Aside from the fact that the article depends on sudden leaps of non-logic (if you place two statements next to each other, they're logically connected, right?), it's actually a worthwhile and valuable read -- if only to see what the most important writer for the opposition is saying.
Most of the article describes how traditional, patriarchal polygyny is incompatible with a free society. Muslim and African immigrants to Europe are a major focus here. So are the 19th-century Mormons.
He has less to say about modern polyamory, but his grasp of it is getting better; he no longer lumps it with traditional polygamy, but now sees it as the opposing extreme. Instead of being too closed, rigid, and authoritarian for a free society, polyamory is too free, loose, and make-it-up-as-you-go to provide the family stability required by children.
Here is most of his section on polyamory:
Far from offering a democratic solution to the problem of multipartner unions, egalitarian polyamory simply reveals another face of the polygamy dilemma. It is inherently difficult to keep multipartner unions together. The traditional solution [to make patriarchal polygamy work] is to rely on rules, clear lines of authority, the suppression of emotion, and a sense of obligation to kin.

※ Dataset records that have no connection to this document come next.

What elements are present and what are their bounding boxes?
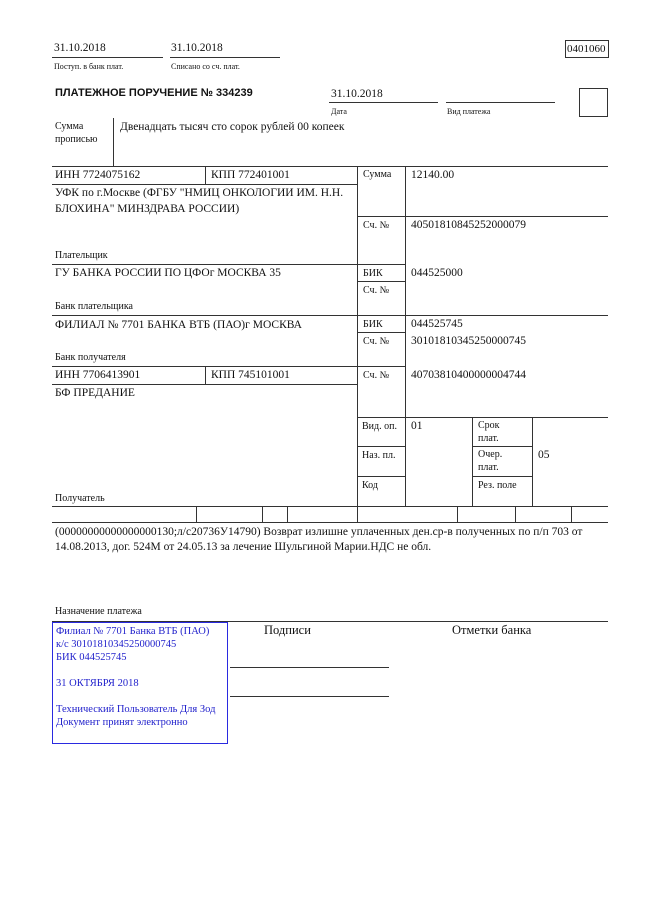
payment-purpose-text: (00000000000000000130;л/с20736У14790) Возврат излишне уплаченных ден.ср-в полученных по п/п 703 от 14.08.2013, дог. 524М от 24.05.13 за лечение Шульгиной Марии.НДС не обл. [55,526,583,553]
payment-type-label: Вид платежа [447,107,491,116]
bank-stamp [52,622,228,744]
priority-value: 05 [538,449,550,461]
date-label: Дата [331,107,347,116]
divider [357,417,608,418]
amount-label: Сумма [363,169,392,180]
payer-name: УФК по г.Москве (ФГБУ "НМИЦ ОНКОЛОГИИ ИМ. Н.Н. БЛОХИНА" МИНЗДРАВА РОССИИ) [55,187,344,215]
payee-bik: 044525745 [411,318,463,330]
payee-bank-name: ФИЛИАЛ № 7701 БАНКА ВТБ (ПАО)г МОСКВА [55,319,302,331]
payer-bank-name: ГУ БАНКА РОССИИ ПО ЦФОг МОСКВА 35 [55,267,281,279]
received-date: 31.10.2018 [54,42,106,54]
amount-words-label: Сумма прописью [55,121,98,145]
payee-account: 40703810400000004744 [411,369,526,381]
payee-bank-account-label: Сч. № [363,336,390,347]
op-type-label: Вид. оп. [362,421,397,432]
page-title: ПЛАТЕЖНОЕ ПОРУЧЕНИЕ № 334239 [55,87,253,99]
divider [52,506,608,507]
stamp-bank: Филиал № 7701 Банка ВТБ (ПАО) [56,626,210,637]
divider [52,366,405,367]
stamp-status: Документ принят электронно [56,717,188,728]
divider [329,102,438,103]
divider [52,57,163,58]
payee-label: Получатель [55,493,105,504]
divider [52,166,608,167]
amount-value: 12140.00 [411,169,455,181]
divider [532,417,533,506]
divider [472,446,532,447]
divider [52,264,405,265]
divider [357,506,358,522]
divider [357,446,405,447]
divider [405,166,406,506]
bank-marks-label: Отметки банка [452,623,532,637]
purpose-code-label: Наз. пл. [362,450,396,461]
payer-inn: ИНН 7724075162 [55,169,141,181]
amount-words: Двенадцать тысяч сто сорок рублей 00 копеек [120,121,345,133]
divider [170,57,280,58]
divider [113,118,114,166]
payer-bik: 044525000 [411,267,463,279]
payee-bik-label: БИК [363,319,383,330]
form-code-box [565,40,609,58]
payee-bank-account: 30101810345250000745 [411,335,526,347]
divider [472,476,532,477]
debited-label: Списано со сч. плат. [171,62,240,71]
payee-bank-label: Банк получателя [55,352,126,363]
divider [287,506,288,522]
payee-account-label: Сч. № [363,370,390,381]
payer-bank-account-label: Сч. № [363,285,390,296]
divider [52,315,608,316]
payee-name: БФ ПРЕДАНИЕ [55,387,135,399]
payer-account-label: Сч. № [363,220,390,231]
reserve-label: Рез. поле [478,480,517,491]
divider [571,506,572,522]
divider [52,522,608,523]
divider [205,366,206,384]
divider [515,506,516,522]
divider [472,417,473,506]
form-code: 0401060 [567,43,606,55]
payee-inn: ИНН 7706413901 [55,369,141,381]
divider [196,506,197,522]
payment-type-box [579,88,608,117]
divider [205,166,206,184]
divider [357,281,405,282]
signature-line [230,696,389,697]
payer-bank-label: Банк плательщика [55,301,133,312]
priority-label: Очер. плат. [478,449,503,473]
divider [262,506,263,522]
stamp-date: 31 ОКТЯБРЯ 2018 [56,678,139,689]
debited-date: 31.10.2018 [171,42,223,54]
payer-account: 40501810845252000079 [411,219,526,231]
divider [446,102,555,103]
payee-kpp: КПП 745101001 [211,369,290,381]
divider [357,332,405,333]
document-date: 31.10.2018 [331,88,383,100]
received-label: Поступ. в банк плат. [54,62,124,71]
code-label: Код [362,480,378,491]
stamp-corr-account: к/с 30101810345250000745 [56,639,177,650]
term-label: Срок плат. [478,420,500,444]
payment-purpose-label: Назначение платежа [55,606,142,617]
payer-kpp: КПП 772401001 [211,169,290,181]
divider [52,384,357,385]
op-type: 01 [411,420,423,432]
divider [457,506,458,522]
stamp-user: Технический Пользователь Для Зод [56,704,216,715]
payer-bik-label: БИК [363,268,383,279]
stamp-bik: БИК 044525745 [56,652,127,663]
divider [357,476,405,477]
signatures-label: Подписи [264,623,311,637]
payer-label: Плательщик [55,250,108,261]
divider [357,216,608,217]
signature-line [230,667,389,668]
divider [357,166,358,506]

Collective solidarity is the material and spiritual payoff for all the sacrifice. Yet the polyamorists cultivate love, resist authority, dispense with organizational rules, and try to wish jealousy away. Once all the stability-inducing sacrifices have been dispensed with, impermanence is the inevitable result.
Polyamory is a cover-all term for a bewildering variety of relationship forms--everything from open marriage, to bisexual triads, to a man with multiple women, to a woman with multiple men, to large sexual groups, and many more. The "rules" governing these arrangements are entirely flexible. There might be three "primary" partners who actually live together, and several additional "secondary" partners (collectively shared or not) to whom the three "primaries" are less committed. The levels of commitment, and the range of partnership and mutual involvement, are subject to continual change and renegotiation. Open and honest communication is the only rule. Polyamorists emphasize that multipartner unions take intense and constant work. Yet this need for a higher level of monitoring and negotiation only highlights the forces pushing against stability. . . .

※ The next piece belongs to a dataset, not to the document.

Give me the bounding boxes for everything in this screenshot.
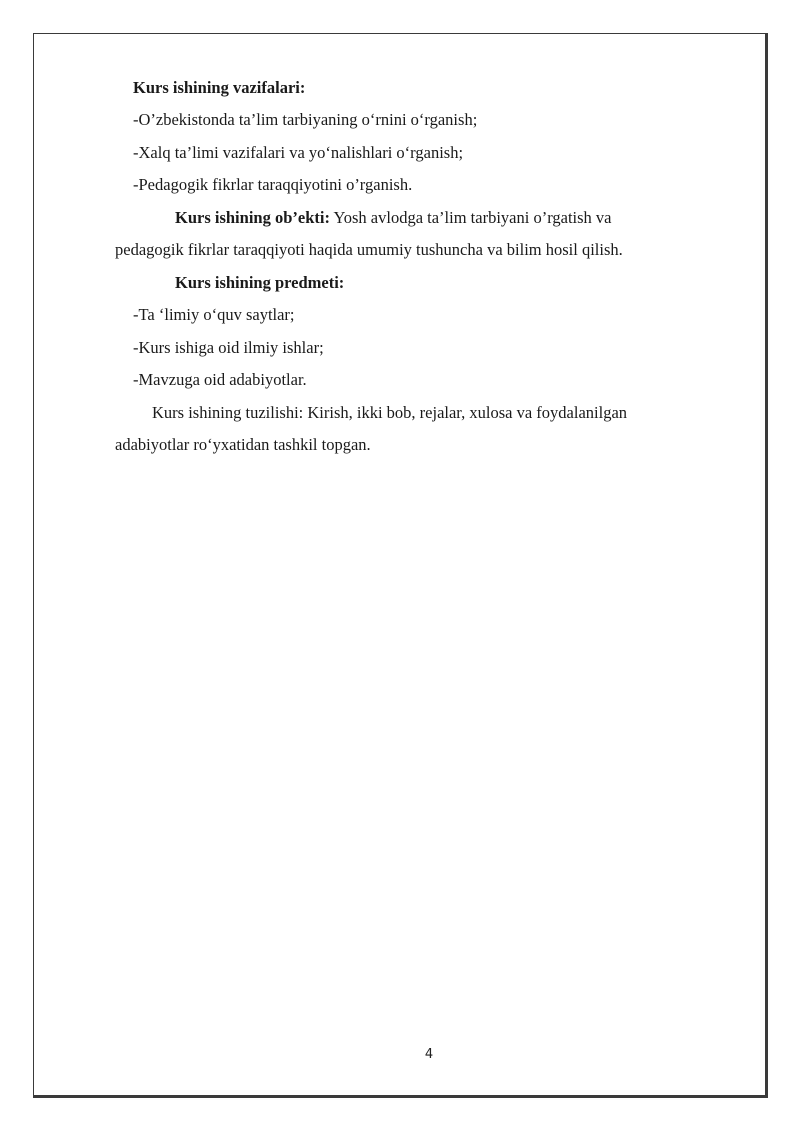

This might not matter were it not for the problem of children. Family stability is highly desirable for children. Not only would legally recognized polyamory be unstable, but the legitimization of polyamory would also be incompatible with one of our core reasons for giving marriage the backing of law at all: to reinforce monogamy as a cultural value.

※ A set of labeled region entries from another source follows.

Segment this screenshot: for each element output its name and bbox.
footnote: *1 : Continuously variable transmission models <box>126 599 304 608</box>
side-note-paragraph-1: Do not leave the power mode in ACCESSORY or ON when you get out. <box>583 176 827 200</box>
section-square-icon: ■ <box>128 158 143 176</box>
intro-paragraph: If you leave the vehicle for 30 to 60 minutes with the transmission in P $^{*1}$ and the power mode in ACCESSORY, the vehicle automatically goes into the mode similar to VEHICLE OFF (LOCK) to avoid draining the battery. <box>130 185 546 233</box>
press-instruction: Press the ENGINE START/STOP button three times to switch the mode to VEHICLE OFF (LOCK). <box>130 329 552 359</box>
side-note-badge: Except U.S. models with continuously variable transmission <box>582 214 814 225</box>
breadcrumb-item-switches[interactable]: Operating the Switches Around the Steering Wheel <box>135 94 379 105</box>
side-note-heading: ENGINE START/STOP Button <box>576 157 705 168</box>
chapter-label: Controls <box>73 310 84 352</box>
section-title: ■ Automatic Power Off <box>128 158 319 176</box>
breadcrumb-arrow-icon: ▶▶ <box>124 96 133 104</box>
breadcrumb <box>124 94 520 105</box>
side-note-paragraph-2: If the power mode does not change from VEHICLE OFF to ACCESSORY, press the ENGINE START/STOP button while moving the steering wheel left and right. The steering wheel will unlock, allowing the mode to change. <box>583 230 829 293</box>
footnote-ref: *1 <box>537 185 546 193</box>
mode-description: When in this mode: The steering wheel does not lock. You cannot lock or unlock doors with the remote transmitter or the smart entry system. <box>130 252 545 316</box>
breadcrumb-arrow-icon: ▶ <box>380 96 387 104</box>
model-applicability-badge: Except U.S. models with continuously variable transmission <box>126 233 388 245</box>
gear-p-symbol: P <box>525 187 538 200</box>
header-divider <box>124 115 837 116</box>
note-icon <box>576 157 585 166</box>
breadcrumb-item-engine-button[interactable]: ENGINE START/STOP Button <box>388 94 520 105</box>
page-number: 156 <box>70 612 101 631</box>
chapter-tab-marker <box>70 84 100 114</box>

You can't send the message that marriage means fidelity when even a small portion of recognized marriages are polyamorous. The reliance of Western marriage systems on monogamous companionate love for stability is all but ignored by the advocates of polyamory, who have little or nothing to say about children. . . .
Democratic culture depends on monogamous marriage. The alternatives are either too authoritarian to be adapted to our society or so hyper-individualist that they cannot perform the work of families.
There you have it: expect the case against us from here on out to center on that last line.
Do read the
whole article.
(For an informative actual history of marriage and its functions, see Julian Sanchez's
Marital Mythology: Why the new crisis in marriage isn’t in the June 2006 issue of the libertarian magazine
Reason.)
For the record, June 2012: Academics in Belgium publish a
paper claiming to show that that polygyny is compatible with democracy.